Für Mitinitiator Heinz Hartmann aus Uerkheim ein wehmütiger und befreiender Augenblick zugleich: «Ich habe das Projekt mit Herzblut begleitet und viel daraus gelernt.» Jetzt sei er erleichtert darüber, dass es mit der Vereinsauflösung eine klare Lösung gegeben habe.

Im Winter 1998 flatterte ein roter Flyer des Gemeinderates in alle Haushaltungen Uerkheims: Die Jugendlichen bereiteten Probleme im Dorf und machten viel kaputt. Man soll doch ein Auge auf sie haben. Für Familienvater Heinz Hartmann ein Signal. Stets hatte er ein offenes Ohr und ein offenes Haus für Jugendliche: «Wir haben viel Platz, Freunde unserer Kinder waren bei uns jederzeit willkommen.»

Wohnbaracke bei der Kirche

Zusammen mit Eltern, Behörden und Jugendlichen begann er, ein Konzept für einen Jugendraum auszuarbeiten. Um das Projekt nach aussen hin zu vertreten und um nötige Mittel zu beschaffen, wurde vor Weihnachten 1999 der Verein Jugendtreff Uerkental gegründet. «Die Jugendlichen waren Feuer und Flamme. Sie wollten beim Kirchgemeindehaus eine Wohnbaracke aufstellen», erinnert sich Hartmann.

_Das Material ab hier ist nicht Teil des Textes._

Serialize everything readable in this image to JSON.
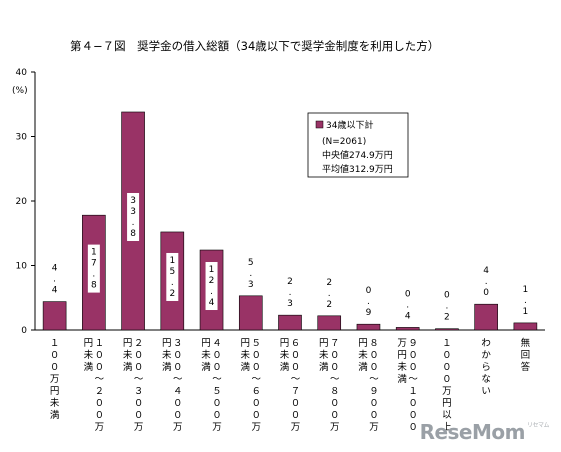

Sie kreierten, planten, holten Bewilligungen ein. Doch die Mühlen mahlen langsam, und nach drei Jahren stand immer noch keine Baracke auf der Wiese. Die Jugendlichen gingen ihre eigenen Wege, es kam zu einem Generationenwechsel. Das Projekt bröckelte, Heinz Hartmann dicker Aktenstapel über den geplanten Jugendtreff setzte Staub an. Der Vereinsbeitrag für die Mitglieder wurde sistiert.

2000 beschloss der Vereinsvorstand, erst dann wieder aktiv zu werden, wenn Jugendliche mit Anregungen kommen würden. Nichts geschah. Wohl geisterte im letzten Jahr in den Köpfen einiger Jungen Ideen für einen Treff herum, das wars auch schon.

In diesem Juli löste sich der Verein auf, das Vereinsmögen wurde gemäss Einwohnerschlüssel und mit Auflagen auf Bottenwil, Uerkheim und Wiliberg verteilt: Das Geld muss in den Jahresrechnungen der Gemeinde klar deklariert werden und darf nur für Jugendprojekte verwendet werden. Falls in Zukunft ein Jugendprojekt unterstützt wird, müssen die letzten Vorstandsmitglieder des Vereins darüber informiert werden.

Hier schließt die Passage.